Morehouse changed course to offer help.
The captain sent a boarding party to the ship. When they arrived, under the decks the letters of the ship seemed to have been thrown into the air, and the crew’s belongings were still in their rooms. The ship’s only lifeboat had disappeared, and one of its two bombs had been dismantled.
Inside were several inches of water splashing in the bilge, the lowest point of the ship below the waterline, although the load of 1,701 barrels of industrial alcohol remained virtually intact. There was a supply of about six months of food and water, but not a soul to consume it.
Thus was born one of the most enduring mysteries in nautical history: what happened to the ten people who had sailed aboard the Mary Celeste?
Over time, the lack of real facts has only stimulated speculation about what could have happened. The theories, as we will now see, have ranged from a riot to sea monsters.
Finally, an investigation that took place a few years ago tried to shed some light, a work based on modern maritime technology and documents discovered in recent times that tried to reconstruct the most likely scenario.
This is all that has been said.
The truth is that the boat was perfectly and able to navigate. I had six months of food and water on board. The crew’s belongings were intact. Also, a captain would only leave the ship in the most difficult circumstances, and certainly this scenario did not seem to exist.
One of the theories has to do with alcohol. Under this argument, the crew would have drunk and subsequently mutinied.

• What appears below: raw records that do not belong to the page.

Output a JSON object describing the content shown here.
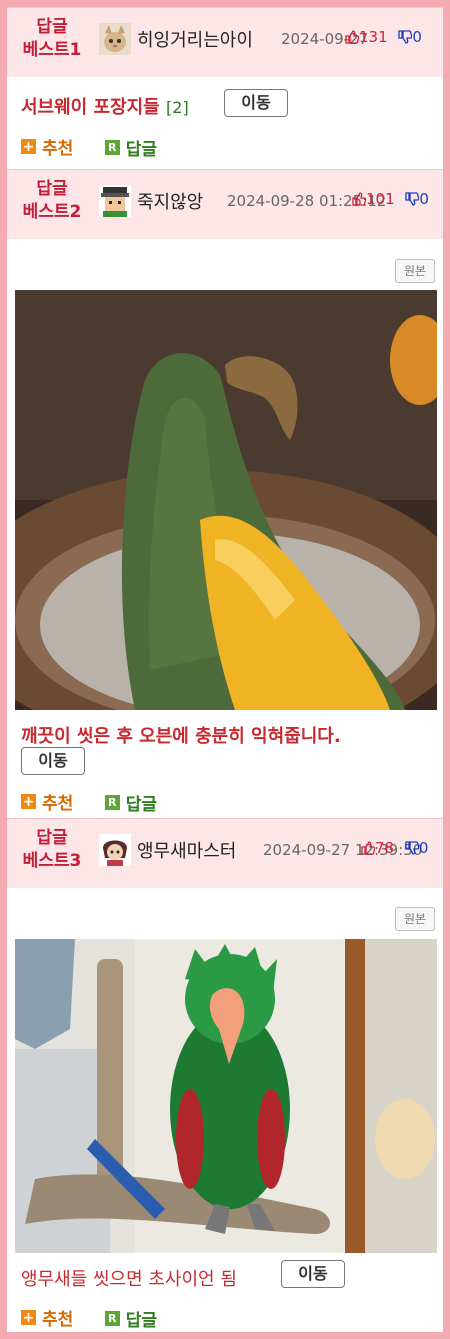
{
  "posts": [
    {
      "best_label_1": "답글",
      "best_label_2": "베스트1",
      "author": "히잉거리는아이",
      "avatar_icon": "cat-avatar-icon",
      "date": "2024-09-27",
      "up": "131",
      "down": "0",
      "title": "서브웨이 포장지들",
      "comment_count": "[2]",
      "move_label": "이동",
      "recommend_label": "추천",
      "reply_label": "답글"
    },
    {
      "best_label_1": "답글",
      "best_label_2": "베스트2",
      "author": "죽지않앙",
      "avatar_icon": "pixel-avatar-icon",
      "date": "2024-09-28 01:25:12",
      "up": "101",
      "down": "0",
      "original_label": "원본",
      "image_desc": "papaya-parrot-photo",
      "title": "깨끗이 씻은 후 오븐에 충분히 익혀줍니다.",
      "move_label": "이동",
      "recommend_label": "추천",
      "reply_label": "답글"
    },
    {
      "best_label_1": "답글",
      "best_label_2": "베스트3",
      "author": "앵무새마스터",
      "avatar_icon": "character-avatar-icon",
      "date": "2024-09-27 12:39:50",
      "up": "78",
      "down": "0",
      "original_label": "원본",
      "image_desc": "wet-green-parrot-photo",
      "title": "앵무새들 씻으면 초사이언 됨",
      "move_label": "이동",
      "recommend_label": "추천",
      "reply_label": "답글"
    }
  ],
  "colors": {
    "border": "#f4aab1",
    "header_bg": "#fde6e8",
    "best_label": "#c21e3a",
    "title": "#c8292f",
    "upvote": "#d32237",
    "downvote": "#1b3dba",
    "recommend": "#d46a00",
    "reply": "#2f7d1f"
  }
}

However, there were no signs of violence.
There are also those who believe that the ship must have been a pirate’s past, but there were no lost valuables either.
In a brief history of Arthur Conan Doyle on the subject was detailed to a former slave who captured the ship. However, where were he and everyone else?

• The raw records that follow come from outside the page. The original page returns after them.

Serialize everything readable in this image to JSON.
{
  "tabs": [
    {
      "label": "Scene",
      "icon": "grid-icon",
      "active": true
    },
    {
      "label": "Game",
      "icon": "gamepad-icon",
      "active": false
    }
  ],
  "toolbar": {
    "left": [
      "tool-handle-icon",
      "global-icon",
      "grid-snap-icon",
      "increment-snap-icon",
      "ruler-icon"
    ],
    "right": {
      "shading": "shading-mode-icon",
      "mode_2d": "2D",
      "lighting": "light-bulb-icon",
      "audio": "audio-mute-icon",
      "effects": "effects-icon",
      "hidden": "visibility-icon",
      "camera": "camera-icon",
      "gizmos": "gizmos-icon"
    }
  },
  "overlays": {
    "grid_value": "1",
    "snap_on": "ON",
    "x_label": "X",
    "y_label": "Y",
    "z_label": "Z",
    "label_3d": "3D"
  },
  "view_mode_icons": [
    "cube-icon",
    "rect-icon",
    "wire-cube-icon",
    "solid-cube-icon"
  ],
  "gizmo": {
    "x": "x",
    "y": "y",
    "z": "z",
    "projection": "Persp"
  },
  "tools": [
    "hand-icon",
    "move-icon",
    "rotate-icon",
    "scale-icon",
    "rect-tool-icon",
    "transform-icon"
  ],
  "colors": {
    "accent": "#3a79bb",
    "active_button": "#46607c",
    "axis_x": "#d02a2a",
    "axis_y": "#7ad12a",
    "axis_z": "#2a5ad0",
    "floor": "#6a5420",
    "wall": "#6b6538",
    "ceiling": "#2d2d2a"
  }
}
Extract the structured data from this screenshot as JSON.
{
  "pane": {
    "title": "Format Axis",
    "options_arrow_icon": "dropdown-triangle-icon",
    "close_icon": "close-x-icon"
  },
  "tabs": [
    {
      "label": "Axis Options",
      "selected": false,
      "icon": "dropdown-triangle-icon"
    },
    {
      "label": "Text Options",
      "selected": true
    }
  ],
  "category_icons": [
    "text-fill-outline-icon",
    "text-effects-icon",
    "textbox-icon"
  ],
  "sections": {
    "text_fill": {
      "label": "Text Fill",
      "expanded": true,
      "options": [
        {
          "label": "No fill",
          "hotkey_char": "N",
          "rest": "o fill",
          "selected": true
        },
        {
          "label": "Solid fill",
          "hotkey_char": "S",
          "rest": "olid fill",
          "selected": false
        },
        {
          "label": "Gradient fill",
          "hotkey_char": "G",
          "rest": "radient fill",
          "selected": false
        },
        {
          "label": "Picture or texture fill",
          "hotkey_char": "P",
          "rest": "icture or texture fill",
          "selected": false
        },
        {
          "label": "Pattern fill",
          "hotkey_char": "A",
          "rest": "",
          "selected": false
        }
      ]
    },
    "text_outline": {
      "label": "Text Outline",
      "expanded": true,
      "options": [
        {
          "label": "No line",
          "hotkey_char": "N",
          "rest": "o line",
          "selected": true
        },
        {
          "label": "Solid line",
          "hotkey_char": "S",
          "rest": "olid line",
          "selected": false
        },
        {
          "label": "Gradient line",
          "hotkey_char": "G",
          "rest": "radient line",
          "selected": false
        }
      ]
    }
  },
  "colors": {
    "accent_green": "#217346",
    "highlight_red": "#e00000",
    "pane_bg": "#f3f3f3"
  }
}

If the rest of theories could have a glimpse of truth, there are other much more unlikely as the sea monsters (with giant squid included).

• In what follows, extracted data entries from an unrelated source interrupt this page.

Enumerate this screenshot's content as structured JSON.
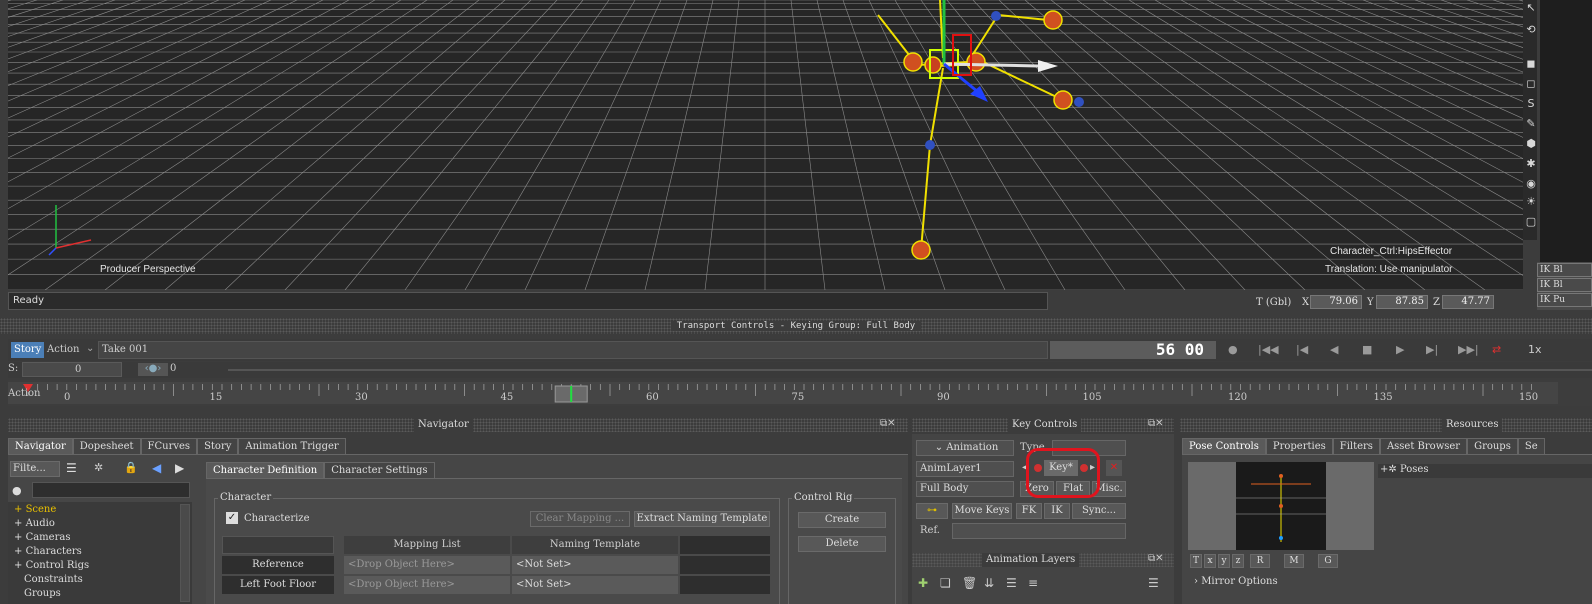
{
  "viewport": {
    "camera_label": "Producer Perspective",
    "selection_name": "Character_Ctrl:HipsEffector",
    "manipulator_hint": "Translation: Use manipulator"
  },
  "right_panel": {
    "ik_rows": [
      "IK Bl",
      "IK Bl",
      "IK Pu"
    ]
  },
  "status": {
    "text": "Ready",
    "coord_label": "T (Gbl)",
    "x_label": "X",
    "x_value": "79.06",
    "y_label": "Y",
    "y_value": "87.85",
    "z_label": "Z",
    "z_value": "47.77"
  },
  "transport": {
    "title": "Transport Controls  -  Keying Group: Full Body",
    "story_tab": "Story",
    "action_tab": "Action",
    "take": "Take 001",
    "frame": "56 00",
    "speed": "1x",
    "start_label": "S:",
    "start_value": "0",
    "end_value": "0",
    "timeline_label": "Action",
    "ticks": [
      "0",
      "15",
      "30",
      "45",
      "60",
      "75",
      "90",
      "105",
      "120",
      "135",
      "150"
    ],
    "current_frame": 56
  },
  "navigator": {
    "title": "Navigator",
    "tabs": [
      "Navigator",
      "Dopesheet",
      "FCurves",
      "Story",
      "Animation Trigger"
    ],
    "filter_label": "Filte...",
    "tree": [
      "Scene",
      "Audio",
      "Cameras",
      "Characters",
      "Control Rigs",
      "Constraints",
      "Groups"
    ],
    "char_tabs": [
      "Character Definition",
      "Character Settings"
    ],
    "character_group": "Character",
    "characterize_label": "Characterize",
    "clear_mapping": "Clear Mapping ...",
    "extract_template": "Extract Naming Template",
    "mapping_header": "Mapping List",
    "naming_header": "Naming Template",
    "rows": [
      {
        "name": "Reference",
        "mapping": "<Drop Object Here>",
        "template": "<Not Set>"
      },
      {
        "name": "Left Foot Floor",
        "mapping": "<Drop Object Here>",
        "template": "<Not Set>"
      }
    ],
    "control_rig_group": "Control Rig",
    "create_label": "Create",
    "delete_label": "Delete"
  },
  "key_controls": {
    "title": "Key Controls",
    "animation_label": "Animation",
    "type_label": "Type",
    "layer": "AnimLayer1",
    "key_button": "Key*",
    "body_part": "Full Body",
    "zero_button": "Zero",
    "flat_button": "Flat",
    "misc_button": "Misc.",
    "move_keys": "Move Keys",
    "fk_button": "FK",
    "ik_button": "IK",
    "sync_button": "Sync...",
    "ref_label": "Ref.",
    "anim_layers_title": "Animation Layers"
  },
  "resources": {
    "title": "Resources",
    "tabs": [
      "Pose Controls",
      "Properties",
      "Filters",
      "Asset Browser",
      "Groups",
      "Se"
    ],
    "poses_label": "Poses",
    "axis_buttons": [
      "T",
      "x",
      "y",
      "z",
      "R",
      "M",
      "G"
    ],
    "mirror_options": "Mirror Options"
  },
  "colors": {
    "accent": "#4b7fb7",
    "highlight_ring": "#e0141e",
    "skeleton": "#f0e000"
  }
}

There was also talk of natural disasters, such as possible waterspouts. In this last case, we could include the possibility of an earthquake on the sea floor (a tidal wave) that could be the cause of sufficient turbulence on the surface to damage part of the load of the Mary Celeste releasing toxic vapours.
The fear of an impending explosion could have led Briggs to decide to abandon the ship. in fact, the discovered hatches suggest that there was an inspection or an attempt to aerate the area.
The New York Times, in its issue of February 9, 1913, mentioned the possibility that a leak of alcohol through barrels was the source of gases that could have caused the threat of an imminent explosion in the cellar of Mary Celeste.
However, none of these theories seem to be definitive. Perhaps the most plausible is that of the alcohol vapours that had blown the hatch cover. Then, fearing a fire, the crew left the ship.
However, the hatch cover was secure.
The latest theory
As we said before, in 1884, Arthur Conan Doyle wrote his story, J. Habakuk Jepson’s Statement, based on the story of Mary Celeste. The publicity of the same one took to a new investigation of the boat, but neither new solutions were found.
Finally, in 2002, the documentary maker Anne MacGregor began to investigate. Using several modern methods, he reconstructed the drift of the ghost ship and deduced that the captain had a defective compass and was hopelessly out of course.
The Mary Celeste was more than 140 kilometres west of where it should have been.
The captain then changed course towards Santa María Island in the Azores and probably sought refuge from the climate that was found. So far so good, but this would not cause a captain to leave the ship. However, MacGregor also learned that the ship had been reconditioned a short time ago and that coal dust and debris from the work had probably clogged the pumps that were drawing water.
And if the bombs do not work, there’s no way to pump the water that could get into the ship’s bilge, so Captain Briggs could have decided that, with the ship off course, and probably near some kind of terrain, the crew should reduce risks and simply try to save themselves by leaving the ship and heading towards the land.
Perhaps because it is the last of the theories based on the possibilities offered by new technologies, it could be the closest to reality. The MacGregor version is not universally accepted, or even definitively demonstrable, but at least it aligns with the evidence (the disassembled bomb, for example) in a way that other theories do not.